東京大学がリベロセラに追加出資
東京大学協創プラットフォーム開発株式会社(以下、東大IPC)が、バイオ創薬企業リベロセラ株式会社に対し、2億円の追加出資を決定しました。これは、Gタンパク質共役型受容体(GPCR)を標的とした画期的な医薬品の開発を目指すリベロセラにとって大きな支援となります。今回の出資は、Taiho Ventures, LLCやMP Healthcare Venture Management, Inc.との共同であり、総額7.2億円の資金が集まりました。
リベロセラの背景
リベロセラは2018年の設立以来、GPCRという難解な膜タンパク質をターゲットにした医薬品の開発に取り組んでいます。GPCRはその立体構造の複雑さや発現の難しさから、医薬品創出が困難とされており、リベロセラはその克服に成功しつつあります。同社は抗体医薬品や抗体・薬物複合体の開発に注力し、最近では治療薬候補とすることが可能な新薬の研究を進めています。
東大IPCの役割
東大IPCは、2021年にリベロセラに対して初めての出資を行い、その後も同社の研究を強力に支援しています。東京大学名誉教授であり、理化学研究所特別招聘研究員である横山茂之博士の無細胞膜タンパク質発現技術を基にしたさまざまな研究の支援を通して、持続可能なイノベーションを生み出すための環境を整えています。今回の追加資金により、リベロセラは創薬研究の加速を図り、治療薬の可能性をさらに探求していくことが期待されます。
リベロセラのビジョン
リベロセラの代表取締役、菅家徹氏は「今回の出資を非常に喜ばしく思っており、研究開発を通じて1st-in classの治療薬を創出できると信じています」とコメントしています。

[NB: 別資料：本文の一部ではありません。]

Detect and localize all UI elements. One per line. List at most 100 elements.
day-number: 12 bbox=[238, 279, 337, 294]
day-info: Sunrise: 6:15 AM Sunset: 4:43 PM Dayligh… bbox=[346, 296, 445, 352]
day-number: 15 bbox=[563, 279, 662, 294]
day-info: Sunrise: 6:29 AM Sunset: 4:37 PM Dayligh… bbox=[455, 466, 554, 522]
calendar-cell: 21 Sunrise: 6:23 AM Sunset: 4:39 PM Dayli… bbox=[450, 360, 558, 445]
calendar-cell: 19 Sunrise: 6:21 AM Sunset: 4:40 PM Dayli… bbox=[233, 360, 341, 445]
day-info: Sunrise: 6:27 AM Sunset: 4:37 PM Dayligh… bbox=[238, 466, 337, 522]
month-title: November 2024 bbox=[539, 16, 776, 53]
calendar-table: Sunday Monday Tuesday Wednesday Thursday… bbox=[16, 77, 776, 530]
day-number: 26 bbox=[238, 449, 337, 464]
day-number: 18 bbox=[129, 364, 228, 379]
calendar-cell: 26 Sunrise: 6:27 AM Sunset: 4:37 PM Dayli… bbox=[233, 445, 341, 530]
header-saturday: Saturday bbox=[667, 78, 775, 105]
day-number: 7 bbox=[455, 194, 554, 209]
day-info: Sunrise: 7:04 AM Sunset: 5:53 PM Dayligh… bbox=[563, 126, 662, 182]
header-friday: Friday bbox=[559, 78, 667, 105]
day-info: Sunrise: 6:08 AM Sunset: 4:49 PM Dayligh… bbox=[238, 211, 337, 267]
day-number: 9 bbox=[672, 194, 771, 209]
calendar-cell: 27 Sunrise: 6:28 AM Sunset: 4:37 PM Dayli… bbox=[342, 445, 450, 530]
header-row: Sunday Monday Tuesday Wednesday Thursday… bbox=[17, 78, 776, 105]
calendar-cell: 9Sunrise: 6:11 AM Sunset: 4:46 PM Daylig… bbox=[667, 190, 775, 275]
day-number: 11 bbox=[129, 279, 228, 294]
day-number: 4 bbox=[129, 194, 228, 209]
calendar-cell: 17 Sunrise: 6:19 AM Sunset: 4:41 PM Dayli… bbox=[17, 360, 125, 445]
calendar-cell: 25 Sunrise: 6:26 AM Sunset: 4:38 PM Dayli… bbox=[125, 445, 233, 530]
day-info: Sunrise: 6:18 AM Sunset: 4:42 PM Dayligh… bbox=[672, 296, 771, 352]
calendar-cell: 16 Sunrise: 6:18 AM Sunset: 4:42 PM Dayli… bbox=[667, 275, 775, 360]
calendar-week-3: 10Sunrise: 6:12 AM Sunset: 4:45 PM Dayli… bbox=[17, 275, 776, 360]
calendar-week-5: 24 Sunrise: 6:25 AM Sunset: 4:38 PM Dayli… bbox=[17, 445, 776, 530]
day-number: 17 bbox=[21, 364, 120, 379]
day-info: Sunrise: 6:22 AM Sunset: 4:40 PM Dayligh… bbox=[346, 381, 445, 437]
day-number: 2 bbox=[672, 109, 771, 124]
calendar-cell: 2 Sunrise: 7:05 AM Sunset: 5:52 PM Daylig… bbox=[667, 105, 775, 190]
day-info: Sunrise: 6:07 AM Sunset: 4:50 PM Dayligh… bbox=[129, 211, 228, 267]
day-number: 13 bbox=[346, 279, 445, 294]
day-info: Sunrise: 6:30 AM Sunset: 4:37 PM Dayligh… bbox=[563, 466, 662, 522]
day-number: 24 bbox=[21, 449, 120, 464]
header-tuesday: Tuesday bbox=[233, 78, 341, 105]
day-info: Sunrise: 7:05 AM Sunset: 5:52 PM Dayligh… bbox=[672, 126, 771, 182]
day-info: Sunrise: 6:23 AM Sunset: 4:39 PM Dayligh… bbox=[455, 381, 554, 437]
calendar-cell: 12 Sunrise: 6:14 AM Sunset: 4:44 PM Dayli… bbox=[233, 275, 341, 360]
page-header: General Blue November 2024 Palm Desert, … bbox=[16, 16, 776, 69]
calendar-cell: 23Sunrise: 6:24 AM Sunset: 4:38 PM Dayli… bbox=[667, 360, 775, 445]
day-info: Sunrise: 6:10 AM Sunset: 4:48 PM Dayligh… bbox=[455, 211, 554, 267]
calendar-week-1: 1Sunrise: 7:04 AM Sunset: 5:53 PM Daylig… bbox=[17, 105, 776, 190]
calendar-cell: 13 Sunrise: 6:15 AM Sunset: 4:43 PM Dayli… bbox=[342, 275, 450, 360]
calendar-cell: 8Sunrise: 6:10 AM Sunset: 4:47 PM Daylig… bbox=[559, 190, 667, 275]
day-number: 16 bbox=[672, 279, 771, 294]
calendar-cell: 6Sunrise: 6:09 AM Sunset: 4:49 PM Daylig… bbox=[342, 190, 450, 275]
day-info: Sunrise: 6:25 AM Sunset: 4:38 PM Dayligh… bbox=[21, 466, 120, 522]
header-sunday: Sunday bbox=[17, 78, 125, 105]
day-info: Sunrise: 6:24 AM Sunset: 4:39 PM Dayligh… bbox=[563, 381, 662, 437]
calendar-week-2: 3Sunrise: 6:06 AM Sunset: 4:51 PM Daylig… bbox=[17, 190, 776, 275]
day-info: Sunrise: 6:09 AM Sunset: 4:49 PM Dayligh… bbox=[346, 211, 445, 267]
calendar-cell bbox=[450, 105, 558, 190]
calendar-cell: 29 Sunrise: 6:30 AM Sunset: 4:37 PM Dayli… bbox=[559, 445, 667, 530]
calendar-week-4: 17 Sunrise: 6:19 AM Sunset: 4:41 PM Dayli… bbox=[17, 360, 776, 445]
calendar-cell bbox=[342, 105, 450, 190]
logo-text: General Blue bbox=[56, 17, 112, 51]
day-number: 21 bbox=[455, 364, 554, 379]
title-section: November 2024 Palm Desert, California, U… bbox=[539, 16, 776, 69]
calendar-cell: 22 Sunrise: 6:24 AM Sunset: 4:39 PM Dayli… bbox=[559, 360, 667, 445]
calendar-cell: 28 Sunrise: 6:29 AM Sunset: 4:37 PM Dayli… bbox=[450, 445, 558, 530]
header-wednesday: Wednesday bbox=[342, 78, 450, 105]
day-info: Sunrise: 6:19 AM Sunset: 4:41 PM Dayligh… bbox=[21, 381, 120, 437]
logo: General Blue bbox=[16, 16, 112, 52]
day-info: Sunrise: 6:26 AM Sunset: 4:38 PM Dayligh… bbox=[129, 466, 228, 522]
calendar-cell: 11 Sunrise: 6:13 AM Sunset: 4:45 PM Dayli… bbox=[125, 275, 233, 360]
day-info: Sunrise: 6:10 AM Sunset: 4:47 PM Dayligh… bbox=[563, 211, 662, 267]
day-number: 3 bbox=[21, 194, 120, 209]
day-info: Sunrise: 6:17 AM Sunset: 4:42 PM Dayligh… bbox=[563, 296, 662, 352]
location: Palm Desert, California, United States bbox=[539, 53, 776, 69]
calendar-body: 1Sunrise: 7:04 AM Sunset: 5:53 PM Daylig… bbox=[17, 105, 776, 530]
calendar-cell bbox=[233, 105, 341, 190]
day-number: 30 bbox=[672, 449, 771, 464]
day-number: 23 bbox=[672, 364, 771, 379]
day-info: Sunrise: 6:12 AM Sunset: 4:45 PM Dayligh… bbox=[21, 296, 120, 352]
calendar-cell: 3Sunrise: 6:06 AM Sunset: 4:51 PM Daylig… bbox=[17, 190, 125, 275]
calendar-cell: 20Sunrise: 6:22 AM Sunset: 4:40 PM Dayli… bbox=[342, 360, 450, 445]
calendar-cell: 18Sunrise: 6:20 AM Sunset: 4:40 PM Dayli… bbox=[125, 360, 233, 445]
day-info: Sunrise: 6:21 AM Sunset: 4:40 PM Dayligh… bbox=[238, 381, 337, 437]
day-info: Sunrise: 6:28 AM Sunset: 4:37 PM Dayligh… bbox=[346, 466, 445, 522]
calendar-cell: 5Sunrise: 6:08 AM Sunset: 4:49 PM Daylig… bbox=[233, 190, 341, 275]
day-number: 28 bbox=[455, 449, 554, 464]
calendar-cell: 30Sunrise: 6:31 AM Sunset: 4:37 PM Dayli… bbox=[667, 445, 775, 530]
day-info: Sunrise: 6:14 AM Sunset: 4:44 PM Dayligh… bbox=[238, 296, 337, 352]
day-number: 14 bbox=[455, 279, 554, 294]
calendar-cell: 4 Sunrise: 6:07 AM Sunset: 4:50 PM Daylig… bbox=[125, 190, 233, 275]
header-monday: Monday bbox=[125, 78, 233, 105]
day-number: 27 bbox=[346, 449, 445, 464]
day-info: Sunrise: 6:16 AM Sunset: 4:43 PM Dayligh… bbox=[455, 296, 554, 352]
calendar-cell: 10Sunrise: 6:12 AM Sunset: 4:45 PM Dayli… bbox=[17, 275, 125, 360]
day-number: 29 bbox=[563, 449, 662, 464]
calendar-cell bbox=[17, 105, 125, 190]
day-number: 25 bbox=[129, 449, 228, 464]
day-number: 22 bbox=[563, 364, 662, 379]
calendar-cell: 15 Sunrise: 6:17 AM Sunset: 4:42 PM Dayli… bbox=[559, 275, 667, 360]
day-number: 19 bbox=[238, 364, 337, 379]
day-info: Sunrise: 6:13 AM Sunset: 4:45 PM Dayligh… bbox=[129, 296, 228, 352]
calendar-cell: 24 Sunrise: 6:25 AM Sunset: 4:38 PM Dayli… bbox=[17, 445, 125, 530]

リベロセラはこの資金を活用し、細胞や動物モデルを使って医薬品候補の治療効果を検証し、非臨床開発から初期臨床開発までをスムーズに進めるための体制を強化していくとしています。
また、東大IPCのパートナーである大堀誠氏も「リベロセラの研究が革新的な医薬品を生み出すことに確信を持っており、米国のベンチャーキャピタルとともにこのプロジェクトに関わることを誇りに思います」と述べています。
持続可能なイノベーションへの貢献
協創1号ファンドは、東京大学を中心に持続可能なイノベーションエコシステムを構築することを目的としています。これまでに6つのベンチャーキャピタルへの出資や、30社以上の東京大学関連スタートアップへの直接投資を行い、事業化への道を支援しています。リベロセラへの追加出資もその一環であり、長期的な視点からバイオテック・ディープテックスタートアップへの支援を行います。
今後も東大IPCは、東京大学周辺のイノベーションを加速し、アカデミアの研究成果を活用したスタートアップの創出や育成を進める方針です。これにより、世界のスタートアップ創出拠点の一つとしての役割を果たすことを目指しています。
{「リベロセラ株式会社について」}
リベロセラは膜タンパク質を標的とした創薬および関連サービスを提供している企業で、2018年に設立されました。所在地は東京都中央区日本橋堀留町1-9-10です。
{「東京大学協創プラットフォーム開発株式会社について」}
日本でのオープンイノベーションを推進する投資事業会社で、スタートアップのエコシステムの発展を目指しています。設立は2016年、所在地は東京都文京区本郷7-3-1です。